George Bonga's father Pierre was the son of Jean and Marie-Jeannette Bonga, enslaved people who had been brought to the fort on Mackinac Island by their enslaver, Captain Daniel Robertson, a British officer who commanded it from 1782 to 1787. Robertson freed the Bonga family before his departure for Montreal, and the Bongas legally married. Bonga and his wife opened the first hotel on the island.

Pierre Bonga worked as a fur trader with the Ojibwe near Duluth. His first son Stephen Bonga, born 1799, also became a notable fur trader and translator in the region. His daughter, Marguerite Bonga (born c. 1797) married the first Swedish settler in Minnesota, Jacob Fahlstrom and the couple lived and worked near Fort Snelling for a time before establishing a farm in Afton in modern-day Minnesota.
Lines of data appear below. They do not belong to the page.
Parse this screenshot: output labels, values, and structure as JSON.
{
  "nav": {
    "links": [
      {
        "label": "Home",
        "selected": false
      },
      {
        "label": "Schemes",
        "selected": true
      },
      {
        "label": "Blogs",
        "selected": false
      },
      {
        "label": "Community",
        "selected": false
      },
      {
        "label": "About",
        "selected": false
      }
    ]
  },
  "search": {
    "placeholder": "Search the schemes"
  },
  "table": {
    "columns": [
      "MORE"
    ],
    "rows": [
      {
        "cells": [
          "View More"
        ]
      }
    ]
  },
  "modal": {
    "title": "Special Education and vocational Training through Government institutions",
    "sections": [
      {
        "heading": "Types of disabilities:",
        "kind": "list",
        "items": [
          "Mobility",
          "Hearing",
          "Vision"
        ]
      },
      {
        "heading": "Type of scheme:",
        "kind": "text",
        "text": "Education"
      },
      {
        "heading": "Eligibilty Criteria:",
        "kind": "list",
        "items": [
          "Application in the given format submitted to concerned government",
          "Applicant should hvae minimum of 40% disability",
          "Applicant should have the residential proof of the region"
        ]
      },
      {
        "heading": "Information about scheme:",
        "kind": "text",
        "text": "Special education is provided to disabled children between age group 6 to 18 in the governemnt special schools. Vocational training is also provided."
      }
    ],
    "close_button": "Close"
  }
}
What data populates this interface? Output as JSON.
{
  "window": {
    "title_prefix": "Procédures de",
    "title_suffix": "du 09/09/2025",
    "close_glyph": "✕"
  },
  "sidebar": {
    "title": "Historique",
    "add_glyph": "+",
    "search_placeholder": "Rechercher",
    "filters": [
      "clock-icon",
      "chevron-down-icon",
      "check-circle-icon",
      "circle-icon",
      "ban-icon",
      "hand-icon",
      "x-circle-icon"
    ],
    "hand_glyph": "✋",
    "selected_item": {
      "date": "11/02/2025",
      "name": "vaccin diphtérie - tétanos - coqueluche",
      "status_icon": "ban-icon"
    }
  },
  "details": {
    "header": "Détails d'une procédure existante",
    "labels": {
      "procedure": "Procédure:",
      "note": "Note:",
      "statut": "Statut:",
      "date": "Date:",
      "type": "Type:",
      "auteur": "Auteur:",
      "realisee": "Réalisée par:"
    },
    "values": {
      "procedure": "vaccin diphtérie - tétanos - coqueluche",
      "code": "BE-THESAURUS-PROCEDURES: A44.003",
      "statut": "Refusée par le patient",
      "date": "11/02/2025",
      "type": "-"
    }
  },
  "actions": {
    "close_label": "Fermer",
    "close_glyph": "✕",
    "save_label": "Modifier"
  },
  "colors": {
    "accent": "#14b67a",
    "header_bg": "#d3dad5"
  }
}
As Pierre Bonga was a relatively successful trader, he sent George to Montreal for school. When the youth returned to the Great Lakes region, he spoke fluent English, French, as well as Ojibwe.

George was noted in what is now Minnesota for being, as his brother Stephen claimed, "One of the first two black children born in the state." Stephen also described them as "the first white children" born there, as the Ojibwe classified everyone who was non-native as "white".

==Career in the fur trade==

George Bonga followed in his father's footsteps and entered the fur trade. He first joined the American Fur Company as a voyageur. In this role, Bonga drew the attention of Territorial Governor Lewis Cass, who hired him as an interpreter for a treaty council with the Ojibwe in Fond du Lac in 1820. Years later, George Bonga's signature appeared on treaties in 1847 and 1867.

George Bonga was described as standing over 6 ft tall and weighing over 200 lbs. Reports claims said that he would carry 700 lbs of furs and supplies at once.

Bonga had gained an education among both European and Ojibwe societies, and frequently crossed their borders. Comfortable in white and Ojibwe society, Bonga identified with both. Reportedly, Bonga called himself one of the first two "white men" in Northern Minnesota. He was speaking of his participation in 'white' culture. He criticized white men who treated Ojibwe trappers unfairly. Bonga wrote letters on behalf of the Ojibwe, complaining to the state government about individual Indian agents in the region. His letters, which point out both his connections to the white government and the Ojibwe, illustrate the ways that Bonga traversed cultural boundaries.

In 1837 an Ojibwe man, Che-ga-wa-skung, was accused of murdering Alfred Aitkin at Red Cedar Lake (now Cass Lake). Aitkin was the son of the fur trader William Alexander Aitken. Che-ga-wa-skung escaped from custody. Bonga trailed the man over five days and six nights during the winter, eventually catching him. He brought the suspect back to Fort Snelling for trial. In one of the first United States criminal proceedings in what was then part of Wisconsin Territory, Che-ga-wa-skung was tried and acquitted. Che-ga-wa-skung was acquitted because Alfred Aitkin was half-Ojibwe and therefore the court decided it had no jurisdiction over the case.

Bonga was unpopular with some Ojibwe because of his role in the case, but he continued living with or near the people for the rest of his life. In 1842, he married Ashwinn, an Ojibwe woman. They had four children together.

1842 marked the effective end of the American Fur Company. With the beaver nearly extinct and European fashions changing, the fur trade that had been Bonga's livelihood had declined dramatically. In its place, Bonga and his wife turned to lodge keeping, and for many years, they welcomed travelers into their lodge on Leech Lake. Some travelers reported on Bonga telling stories of early Minnesota and singing for their enjoyment. Bonga died there when he was around seventy years old.

==Legacy and honors==

- Bungo Township in Cass County is named after his family. Spelling varied widely at this time.
- Playwright Carlyle Brown created a play based on Bonga's life titled George Bonga: Black Voyageur which opened in February 2016 at History Theatre in Saint Paul, Minnesota, with James A. Williams starring as Bonga.